The Fashion Industry’s Dirty Laundry
The Gryphon explores the implications of the fashion industry using its power to exploit people from underprivileged backgrounds to produce ‘affordable’ clothing, as well as its detrimental impact on the environment.
The message that we are all destroying the planet through overconsumption has never rung louder than it does today. On the surface, it feels like change is in the air. Wetherspoons uses paper straws, almost every other person these days seems to be a vegetarian and more of us are finally separating our paper from our plastics. For some reason, these attitudes are not yet reflected in our approach to fashion.
The fashion industry has been growing relentlessly for decades and shows no signs of slowing down just yet. Previously, there were two fashion seasons per year. Now, there are over 52, with certain retailers releasing multiple new collections each week. Our wardrobes are bursting with cheap clothes, half of which we have no intention of wearing more than once or twice. We view our clothes as disposable without thinking twice about the damage done to the planet, communities around the world, or the people working long days in hazardous factories for barely any money.
Every single one of us needs to look through our wardrobes and face up to where our favourite brands are sourcing their clothes. If your wardrobes are anything like mine, the shameful reality is that our clothes all contain the same labels: Made in Bangladesh, Made in Indonesia, Made in Vietnam, Made in Honduras. Considering the cost of cheap clothes for those who produce them, it is incomprehensible that we can buy clothes on the high street for less than £10 and call it ‘guilt-free shopping’.
The root of the problem is the price of clothes. Western brands are increasingly selling clothes as cheaply as possible to keep up with the competitive market. The overseas factories know that if they are not able to supply their clothes at the lowest price then companies will buy elsewhere.

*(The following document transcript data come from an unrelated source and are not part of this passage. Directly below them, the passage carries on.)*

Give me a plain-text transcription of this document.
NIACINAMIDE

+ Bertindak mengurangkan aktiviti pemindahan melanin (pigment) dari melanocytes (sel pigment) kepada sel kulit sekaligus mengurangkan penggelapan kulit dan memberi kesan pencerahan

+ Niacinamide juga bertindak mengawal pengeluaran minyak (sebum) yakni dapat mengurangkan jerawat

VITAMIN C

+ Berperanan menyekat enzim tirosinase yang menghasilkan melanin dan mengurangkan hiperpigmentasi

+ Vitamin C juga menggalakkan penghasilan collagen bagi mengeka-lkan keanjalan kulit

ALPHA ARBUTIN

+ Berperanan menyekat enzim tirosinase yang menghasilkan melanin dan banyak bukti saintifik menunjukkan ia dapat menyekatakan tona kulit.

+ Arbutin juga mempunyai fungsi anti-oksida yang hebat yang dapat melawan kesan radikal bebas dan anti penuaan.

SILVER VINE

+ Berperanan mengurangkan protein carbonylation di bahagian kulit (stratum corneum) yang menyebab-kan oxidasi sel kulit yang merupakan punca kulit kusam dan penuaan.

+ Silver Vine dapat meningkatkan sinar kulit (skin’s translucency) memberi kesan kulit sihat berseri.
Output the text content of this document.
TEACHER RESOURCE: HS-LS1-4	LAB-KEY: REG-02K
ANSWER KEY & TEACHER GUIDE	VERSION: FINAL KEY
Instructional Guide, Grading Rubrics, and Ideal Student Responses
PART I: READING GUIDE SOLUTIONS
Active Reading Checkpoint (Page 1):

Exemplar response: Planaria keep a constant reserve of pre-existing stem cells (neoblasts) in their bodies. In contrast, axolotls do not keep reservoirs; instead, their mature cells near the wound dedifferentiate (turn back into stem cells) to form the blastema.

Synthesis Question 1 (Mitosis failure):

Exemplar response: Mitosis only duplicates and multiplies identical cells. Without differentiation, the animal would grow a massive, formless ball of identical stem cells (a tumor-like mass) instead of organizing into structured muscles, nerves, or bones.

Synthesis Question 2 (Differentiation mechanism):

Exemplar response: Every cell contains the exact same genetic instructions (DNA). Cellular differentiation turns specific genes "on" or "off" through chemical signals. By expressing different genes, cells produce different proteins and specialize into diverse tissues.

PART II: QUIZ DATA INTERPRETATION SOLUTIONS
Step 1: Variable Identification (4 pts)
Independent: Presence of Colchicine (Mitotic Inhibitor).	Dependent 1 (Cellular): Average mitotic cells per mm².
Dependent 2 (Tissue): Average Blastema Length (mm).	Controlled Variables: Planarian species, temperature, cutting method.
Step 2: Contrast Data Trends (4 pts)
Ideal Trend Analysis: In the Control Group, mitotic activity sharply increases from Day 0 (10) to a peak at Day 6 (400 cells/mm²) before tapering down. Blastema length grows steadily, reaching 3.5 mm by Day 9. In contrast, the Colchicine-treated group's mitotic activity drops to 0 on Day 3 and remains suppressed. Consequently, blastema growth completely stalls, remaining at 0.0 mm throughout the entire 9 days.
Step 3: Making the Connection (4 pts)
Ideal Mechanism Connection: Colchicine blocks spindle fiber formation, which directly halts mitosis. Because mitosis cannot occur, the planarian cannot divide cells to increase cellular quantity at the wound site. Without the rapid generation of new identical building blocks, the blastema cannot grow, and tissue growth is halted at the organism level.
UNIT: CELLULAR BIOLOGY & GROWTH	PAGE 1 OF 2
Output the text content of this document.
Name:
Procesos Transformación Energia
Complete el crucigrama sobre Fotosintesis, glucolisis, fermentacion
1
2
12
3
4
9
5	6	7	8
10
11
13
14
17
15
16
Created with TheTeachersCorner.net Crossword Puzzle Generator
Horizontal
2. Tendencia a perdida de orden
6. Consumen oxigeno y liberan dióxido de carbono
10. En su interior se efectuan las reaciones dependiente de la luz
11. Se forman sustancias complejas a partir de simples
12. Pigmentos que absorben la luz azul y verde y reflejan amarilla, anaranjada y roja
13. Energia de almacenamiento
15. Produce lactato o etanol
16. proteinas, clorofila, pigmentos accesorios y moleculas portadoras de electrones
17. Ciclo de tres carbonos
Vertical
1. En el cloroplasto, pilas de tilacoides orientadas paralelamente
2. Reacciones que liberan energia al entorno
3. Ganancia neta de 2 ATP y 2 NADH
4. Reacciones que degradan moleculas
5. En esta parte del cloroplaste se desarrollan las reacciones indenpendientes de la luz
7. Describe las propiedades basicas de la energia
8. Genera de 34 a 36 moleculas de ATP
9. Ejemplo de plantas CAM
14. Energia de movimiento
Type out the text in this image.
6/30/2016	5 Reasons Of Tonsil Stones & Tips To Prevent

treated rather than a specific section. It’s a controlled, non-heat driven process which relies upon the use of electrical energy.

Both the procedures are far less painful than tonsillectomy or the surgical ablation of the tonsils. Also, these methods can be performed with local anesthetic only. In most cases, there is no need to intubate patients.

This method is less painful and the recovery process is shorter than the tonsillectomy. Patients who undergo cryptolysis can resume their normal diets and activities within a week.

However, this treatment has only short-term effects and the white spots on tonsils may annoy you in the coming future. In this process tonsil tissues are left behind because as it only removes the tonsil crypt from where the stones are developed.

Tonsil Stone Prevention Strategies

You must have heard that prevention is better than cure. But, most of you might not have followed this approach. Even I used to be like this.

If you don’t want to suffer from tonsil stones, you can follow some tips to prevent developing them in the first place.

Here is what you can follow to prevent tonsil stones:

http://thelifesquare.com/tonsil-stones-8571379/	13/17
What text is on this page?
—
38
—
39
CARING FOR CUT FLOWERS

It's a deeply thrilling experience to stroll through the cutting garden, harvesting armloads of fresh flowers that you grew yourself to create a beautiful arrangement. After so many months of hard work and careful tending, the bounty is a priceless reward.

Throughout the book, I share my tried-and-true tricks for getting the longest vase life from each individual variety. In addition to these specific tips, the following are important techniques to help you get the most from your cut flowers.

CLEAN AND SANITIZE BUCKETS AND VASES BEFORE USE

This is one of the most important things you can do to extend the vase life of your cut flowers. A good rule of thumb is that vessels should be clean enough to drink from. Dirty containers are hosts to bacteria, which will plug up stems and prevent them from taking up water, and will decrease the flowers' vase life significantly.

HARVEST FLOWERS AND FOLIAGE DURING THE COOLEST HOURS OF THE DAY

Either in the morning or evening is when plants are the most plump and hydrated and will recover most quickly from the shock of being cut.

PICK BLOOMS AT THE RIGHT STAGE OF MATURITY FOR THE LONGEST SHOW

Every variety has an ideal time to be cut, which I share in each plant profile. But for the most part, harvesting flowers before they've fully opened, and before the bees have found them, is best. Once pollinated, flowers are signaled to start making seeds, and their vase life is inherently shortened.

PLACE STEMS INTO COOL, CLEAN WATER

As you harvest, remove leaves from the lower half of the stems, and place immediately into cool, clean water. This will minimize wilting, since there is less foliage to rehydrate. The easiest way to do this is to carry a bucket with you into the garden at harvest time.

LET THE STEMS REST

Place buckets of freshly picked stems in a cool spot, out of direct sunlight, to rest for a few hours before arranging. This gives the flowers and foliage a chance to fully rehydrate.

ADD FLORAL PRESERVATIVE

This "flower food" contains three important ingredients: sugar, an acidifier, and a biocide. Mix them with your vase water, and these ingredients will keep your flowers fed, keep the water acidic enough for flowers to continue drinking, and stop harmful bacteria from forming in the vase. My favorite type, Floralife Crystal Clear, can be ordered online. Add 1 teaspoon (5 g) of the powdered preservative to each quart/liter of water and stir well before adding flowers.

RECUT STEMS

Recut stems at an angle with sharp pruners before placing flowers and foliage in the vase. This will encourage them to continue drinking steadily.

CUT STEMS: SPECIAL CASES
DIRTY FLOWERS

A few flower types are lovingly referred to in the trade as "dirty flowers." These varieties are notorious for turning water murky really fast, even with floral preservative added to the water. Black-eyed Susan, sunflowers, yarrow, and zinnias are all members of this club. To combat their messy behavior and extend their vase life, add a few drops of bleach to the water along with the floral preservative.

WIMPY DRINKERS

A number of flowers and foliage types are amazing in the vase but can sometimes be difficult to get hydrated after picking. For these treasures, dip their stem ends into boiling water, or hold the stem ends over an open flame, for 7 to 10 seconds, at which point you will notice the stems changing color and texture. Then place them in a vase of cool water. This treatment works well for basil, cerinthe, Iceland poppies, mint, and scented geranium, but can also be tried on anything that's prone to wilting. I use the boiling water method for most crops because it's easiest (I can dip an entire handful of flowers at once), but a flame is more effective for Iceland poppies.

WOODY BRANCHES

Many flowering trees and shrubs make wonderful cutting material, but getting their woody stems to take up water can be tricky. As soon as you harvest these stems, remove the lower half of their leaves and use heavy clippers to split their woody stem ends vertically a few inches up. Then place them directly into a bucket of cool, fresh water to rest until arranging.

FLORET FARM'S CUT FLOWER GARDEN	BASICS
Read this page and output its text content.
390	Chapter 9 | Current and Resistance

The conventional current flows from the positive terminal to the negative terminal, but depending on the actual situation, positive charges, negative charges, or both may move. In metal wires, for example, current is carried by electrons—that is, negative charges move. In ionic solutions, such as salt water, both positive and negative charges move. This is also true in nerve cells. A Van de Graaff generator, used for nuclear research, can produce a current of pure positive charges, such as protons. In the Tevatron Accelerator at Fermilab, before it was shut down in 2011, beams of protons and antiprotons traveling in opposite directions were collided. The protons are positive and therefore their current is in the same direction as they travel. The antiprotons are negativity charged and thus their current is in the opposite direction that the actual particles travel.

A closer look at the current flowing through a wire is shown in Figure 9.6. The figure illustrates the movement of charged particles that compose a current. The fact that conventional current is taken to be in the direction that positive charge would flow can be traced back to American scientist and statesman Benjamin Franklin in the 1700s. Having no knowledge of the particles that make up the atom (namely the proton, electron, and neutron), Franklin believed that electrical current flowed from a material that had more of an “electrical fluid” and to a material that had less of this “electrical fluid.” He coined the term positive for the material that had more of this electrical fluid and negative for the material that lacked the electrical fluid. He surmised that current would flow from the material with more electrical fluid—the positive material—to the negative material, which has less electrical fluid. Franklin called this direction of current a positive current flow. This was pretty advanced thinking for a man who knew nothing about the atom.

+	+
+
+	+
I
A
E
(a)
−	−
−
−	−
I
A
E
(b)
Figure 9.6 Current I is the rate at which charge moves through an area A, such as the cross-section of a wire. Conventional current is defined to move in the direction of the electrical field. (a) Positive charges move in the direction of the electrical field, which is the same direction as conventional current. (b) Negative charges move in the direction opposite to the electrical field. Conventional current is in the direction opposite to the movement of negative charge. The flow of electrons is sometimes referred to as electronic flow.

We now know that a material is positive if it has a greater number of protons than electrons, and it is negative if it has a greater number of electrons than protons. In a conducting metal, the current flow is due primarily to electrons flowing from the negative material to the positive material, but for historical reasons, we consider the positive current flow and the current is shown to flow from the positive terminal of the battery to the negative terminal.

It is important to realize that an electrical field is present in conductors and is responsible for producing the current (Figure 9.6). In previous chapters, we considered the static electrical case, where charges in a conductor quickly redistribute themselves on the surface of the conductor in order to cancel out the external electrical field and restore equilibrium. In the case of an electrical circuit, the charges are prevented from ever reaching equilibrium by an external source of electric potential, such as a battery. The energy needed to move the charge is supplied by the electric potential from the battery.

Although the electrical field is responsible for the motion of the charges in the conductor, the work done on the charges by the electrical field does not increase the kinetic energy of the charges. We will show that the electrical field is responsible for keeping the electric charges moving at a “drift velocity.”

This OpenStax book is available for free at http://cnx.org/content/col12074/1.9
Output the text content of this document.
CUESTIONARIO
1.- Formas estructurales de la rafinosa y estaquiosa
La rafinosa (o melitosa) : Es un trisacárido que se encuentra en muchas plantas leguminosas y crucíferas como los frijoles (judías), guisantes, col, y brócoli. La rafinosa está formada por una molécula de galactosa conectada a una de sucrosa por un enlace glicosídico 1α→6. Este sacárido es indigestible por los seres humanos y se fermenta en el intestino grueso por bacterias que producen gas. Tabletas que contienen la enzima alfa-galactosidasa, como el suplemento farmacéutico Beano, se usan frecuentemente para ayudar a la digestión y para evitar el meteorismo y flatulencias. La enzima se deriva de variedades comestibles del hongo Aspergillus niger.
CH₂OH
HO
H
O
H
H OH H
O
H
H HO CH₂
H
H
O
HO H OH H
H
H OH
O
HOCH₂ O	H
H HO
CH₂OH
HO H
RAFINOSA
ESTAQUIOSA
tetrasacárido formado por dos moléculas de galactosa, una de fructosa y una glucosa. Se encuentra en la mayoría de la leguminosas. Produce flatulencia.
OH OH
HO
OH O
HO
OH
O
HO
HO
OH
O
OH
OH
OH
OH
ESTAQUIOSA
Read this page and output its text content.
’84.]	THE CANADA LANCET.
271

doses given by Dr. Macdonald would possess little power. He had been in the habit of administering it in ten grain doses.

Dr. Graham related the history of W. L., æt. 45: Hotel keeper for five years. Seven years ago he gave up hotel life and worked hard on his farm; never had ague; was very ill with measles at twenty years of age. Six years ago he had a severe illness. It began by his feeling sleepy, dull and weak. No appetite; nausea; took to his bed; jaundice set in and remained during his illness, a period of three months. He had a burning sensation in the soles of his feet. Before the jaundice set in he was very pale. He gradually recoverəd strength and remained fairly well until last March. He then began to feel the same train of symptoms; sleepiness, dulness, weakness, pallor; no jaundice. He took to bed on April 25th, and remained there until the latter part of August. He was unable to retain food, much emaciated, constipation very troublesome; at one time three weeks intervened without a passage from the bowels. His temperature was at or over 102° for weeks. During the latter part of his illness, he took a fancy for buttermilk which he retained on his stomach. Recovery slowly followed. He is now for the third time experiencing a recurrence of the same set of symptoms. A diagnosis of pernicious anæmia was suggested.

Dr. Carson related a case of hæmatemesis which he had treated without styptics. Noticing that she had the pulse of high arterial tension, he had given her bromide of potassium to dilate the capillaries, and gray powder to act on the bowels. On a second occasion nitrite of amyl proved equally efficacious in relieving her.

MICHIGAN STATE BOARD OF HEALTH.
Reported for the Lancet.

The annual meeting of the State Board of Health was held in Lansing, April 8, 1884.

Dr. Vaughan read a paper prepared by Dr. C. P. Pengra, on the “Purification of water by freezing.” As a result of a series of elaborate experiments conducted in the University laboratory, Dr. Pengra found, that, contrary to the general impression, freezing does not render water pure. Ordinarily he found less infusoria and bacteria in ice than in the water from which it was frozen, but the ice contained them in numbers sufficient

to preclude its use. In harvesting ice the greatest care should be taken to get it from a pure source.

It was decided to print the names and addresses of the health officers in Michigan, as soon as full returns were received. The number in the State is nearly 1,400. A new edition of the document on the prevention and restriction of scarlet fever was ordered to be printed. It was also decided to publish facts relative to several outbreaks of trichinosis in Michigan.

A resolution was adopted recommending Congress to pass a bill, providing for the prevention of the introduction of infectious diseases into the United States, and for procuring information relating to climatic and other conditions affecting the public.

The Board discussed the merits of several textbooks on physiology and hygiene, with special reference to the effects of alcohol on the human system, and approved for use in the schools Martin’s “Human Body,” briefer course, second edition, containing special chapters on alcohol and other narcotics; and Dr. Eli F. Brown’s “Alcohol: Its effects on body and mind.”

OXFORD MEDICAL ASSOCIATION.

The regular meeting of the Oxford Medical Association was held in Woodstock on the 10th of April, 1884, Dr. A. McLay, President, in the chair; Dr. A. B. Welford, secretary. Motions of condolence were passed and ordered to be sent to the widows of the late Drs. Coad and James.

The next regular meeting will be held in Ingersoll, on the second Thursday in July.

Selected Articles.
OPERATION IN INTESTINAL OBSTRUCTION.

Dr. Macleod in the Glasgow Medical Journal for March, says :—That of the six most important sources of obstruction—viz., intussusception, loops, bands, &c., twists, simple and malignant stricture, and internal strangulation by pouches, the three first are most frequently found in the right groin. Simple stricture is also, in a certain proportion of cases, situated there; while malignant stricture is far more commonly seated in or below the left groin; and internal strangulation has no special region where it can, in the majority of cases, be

As a result of this, in attempts to not lose any business, sweatshops force their employees to work for the lowest possible wage. It is shocking and embarrassing that a sales assistant on the shop floor in Primark, H&M or Topshop makes in less than 3 hours the monthly wages of the person who actually makes the clothes. There is clearly no other reason for the outsourcing of clothes to developing countries other than the cheap labour and lack of regulation – surely we know this? It seems quite convenient that we choose to dissociate our clothes with the dark side of the fashion industry, but on a daily basis, we are supporting an industry that strips people of their basic human rights and we are seemingly indifferent to it.
The disgracefully low wages are not even the half of it. Time and time again, the factories that make our clothes set on fire, collapse and kill thousands of individuals. In 2012, a 7-storey factory fire in Bangladesh killed 112 people. One survivor spoke at a Washington conference urging that it was only a matter of time before the next tragedy struck. Two weeks later, Rana Plaza collapsed.
The Rana Plaza collapse of 2013 killed over 1100 of its employees. Blame for the collapse of the eight-storey building fell on the 38 people who were charged with murder in association with the collapse.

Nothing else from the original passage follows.